What’s needed here is a mature approach to risk; Hollywood has worked out a system that works. It took them decades, but they had no precedents to study; if we’re smart, we can learn from Hollywood. They recognize the inherantly risky nature of entertainment media, so they use a two-pronged approach. They rely on a base of safe products to provide them with operating expenses. The safe stuff doesn’t make a lot of money, but it pays the bills. The other prong is their risky side. They dedicate a certain amount of money to long shots. They don’t bet the farm – that’s not necessary. But they do devote serious money to innovation.

Hollywood’s expenditures on innovation are distributed over a wide range of activities. First comes support for educational institutions such as the University of Southern California. This one school alone has received millions from various industry sources. Contrast this with the games industry, whose attitude toward education is all take and no give. The games industry is quite happy to tell schools what they require of graduates, but they don’t back it up with any money.

But Hollywood does more than fund education. They also fund a great variety of small-time efforts through film festivals, various programs to assist young filmmakers, and so forth. Put all this together and you get a great pyramid of effort. At the bottom are all the beginners. Those who do well in school get a bit of help to move to the next level, where they’re acting as junior assistants. The best of these might be picked for small assignments such as contracted documentaries, training videos, or commercials. Those who do well here enjoy a variety of opportunities for making more ambitious (but still cheap) projects. And so it goes, with each level of the pyramid opening up a bit more money than the level below it, giving the artists some more responsibility, and providing some means for evaluating their talents. At the very top of this pyramid are the major movies that you see in theaters – but few moviegoers realize that these big projects are only the tip of the iceberg.

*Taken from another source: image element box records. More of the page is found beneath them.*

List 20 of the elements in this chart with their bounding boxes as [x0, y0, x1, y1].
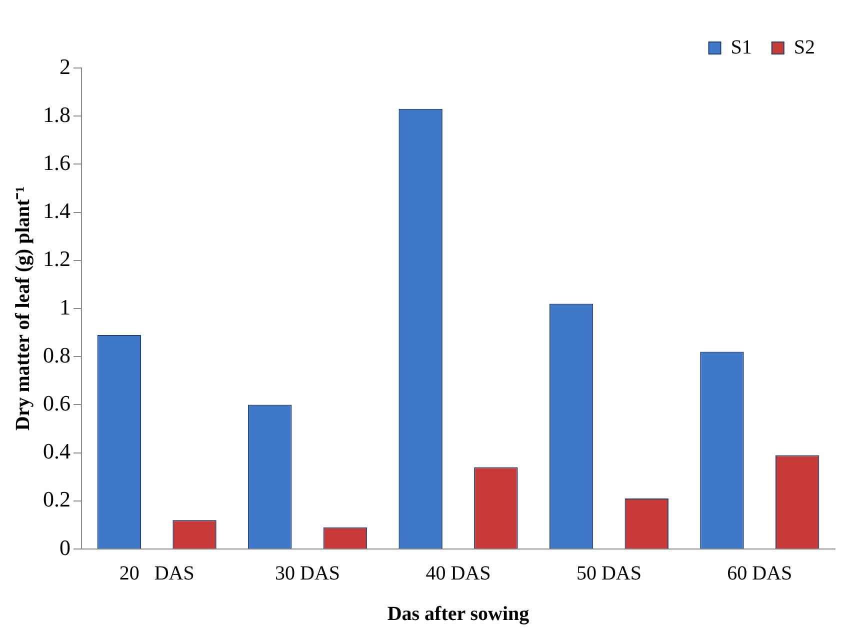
y-tick-label: 2 [60, 54, 70, 79]
y-tick-label: 1 [60, 294, 70, 320]
y-tick-label: 0.6 [43, 390, 70, 416]
y-tick-label: 1.2 [43, 246, 70, 272]
x-tick-label: 30 DAS [275, 562, 340, 584]
y-tick-label: 1.6 [43, 150, 70, 175]
x-tick-label: 20 DAS [119, 562, 194, 584]
legend-label: S1 [730, 36, 752, 58]
y-tick-label: 0.4 [43, 438, 70, 464]
y-tick-label: 0.8 [43, 342, 70, 368]
y-tick-label: 1.8 [43, 102, 70, 127]
x-tick-label: 60 DAS [727, 562, 792, 584]
x-axis-title: Das after sowing [387, 603, 530, 626]
legend-label: S2 [794, 36, 815, 58]
x-tick-label: 40 DAS [426, 562, 491, 584]
y-tick-label: 0.2 [43, 486, 70, 512]
y-axis-title: Dry matter of leaf (g) plant⁻¹ [12, 186, 34, 431]
x-tick-label: 50 DAS [576, 562, 642, 584]
y-tick-label: 0 [60, 534, 70, 560]
y-tick-label: 1.4 [43, 198, 70, 224]
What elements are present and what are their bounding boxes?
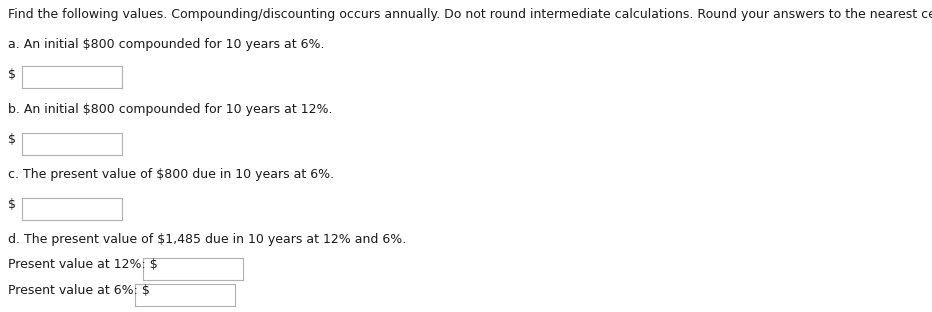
Text: Present value at 6%: $: Present value at 6%: $ [8,284,150,297]
Text: $: $ [8,133,16,146]
Text: b. An initial $800 compounded for 10 years at 12%.: b. An initial $800 compounded for 10 yea… [8,103,333,116]
Text: Find the following values. Compounding/discounting occurs annually. Do not round: Find the following values. Compounding/d… [8,8,932,21]
Text: d. The present value of $1,485 due in 10 years at 12% and 6%.: d. The present value of $1,485 due in 10… [8,233,406,246]
Text: c. The present value of $800 due in 10 years at 6%.: c. The present value of $800 due in 10 y… [8,168,335,181]
Text: $: $ [8,68,16,81]
Text: a. An initial $800 compounded for 10 years at 6%.: a. An initial $800 compounded for 10 yea… [8,38,324,51]
Text: $: $ [8,198,16,211]
Text: Present value at 12%: $: Present value at 12%: $ [8,258,158,271]
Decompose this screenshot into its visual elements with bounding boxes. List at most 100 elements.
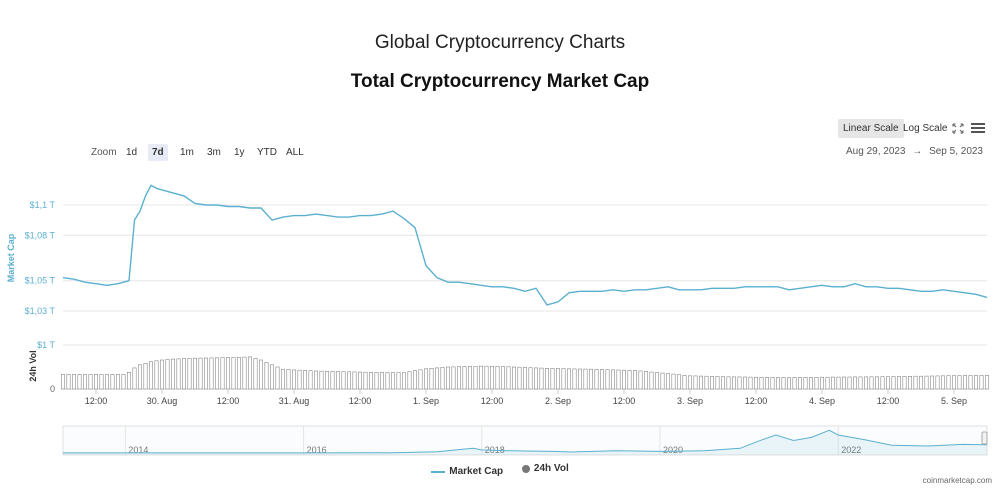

This pyramid that Hollywood has built provides it with both a source of tested talent and a font of new ideas. Some of the most profitable movies in recent years, such as Blair Witch Project and Pulp Fiction, bubbled up from lower levels of the pyramid. It is efforts such as these that keep Hollywood fresh with new ideas. The pyramid is a huge sorting mechanism that generates lots of new ideas, sifts through them, and brings the best new ideas to the top. It’s a creativity machine.

Compare this with the games industry: there’s nothing comparable. There are literally millions of eager young kids dying to make their big break into the games biz, but there’s no pyramid to climb. They can get a job as junior assistant to the design assistant, and slowly get promoted through the ranks, but this doesn’t nurture creativity, it stifles it. Nobody gets promoted in the organization by bucking corporate wisdom. The best way to get promoted is to keep your head down, smile, and say “Yessir!” whenever somebody higher up addresses you. Instead of giving junior people total responsibility for a tiny project, we give them a tiny responsibility for a big project. That doesn’t demonstrate anything about their talents, other than the ability to obey orders.

“But publishers can’t build tiny projects – nobody would buy them!” I hear the apologists squeal. Sure they can’t – but Hollywood has figured out ways to put their junior people to work. Commercials, training videos, sales videos, and all manner of low-budget projects are tossed to the junior people to see what they can handle. Why can’t the games industry build tiny games to liven up commercial websites, or little training games to show somebody how to operate a piece of machinery? Why not some trivial educational games to give away to schools, just to test out the new talent while making some nice PR? Why must all games be huge?

PostScript 2012
It would seem that the Indie Games Movement is in fact doing much of what I called for in this essay.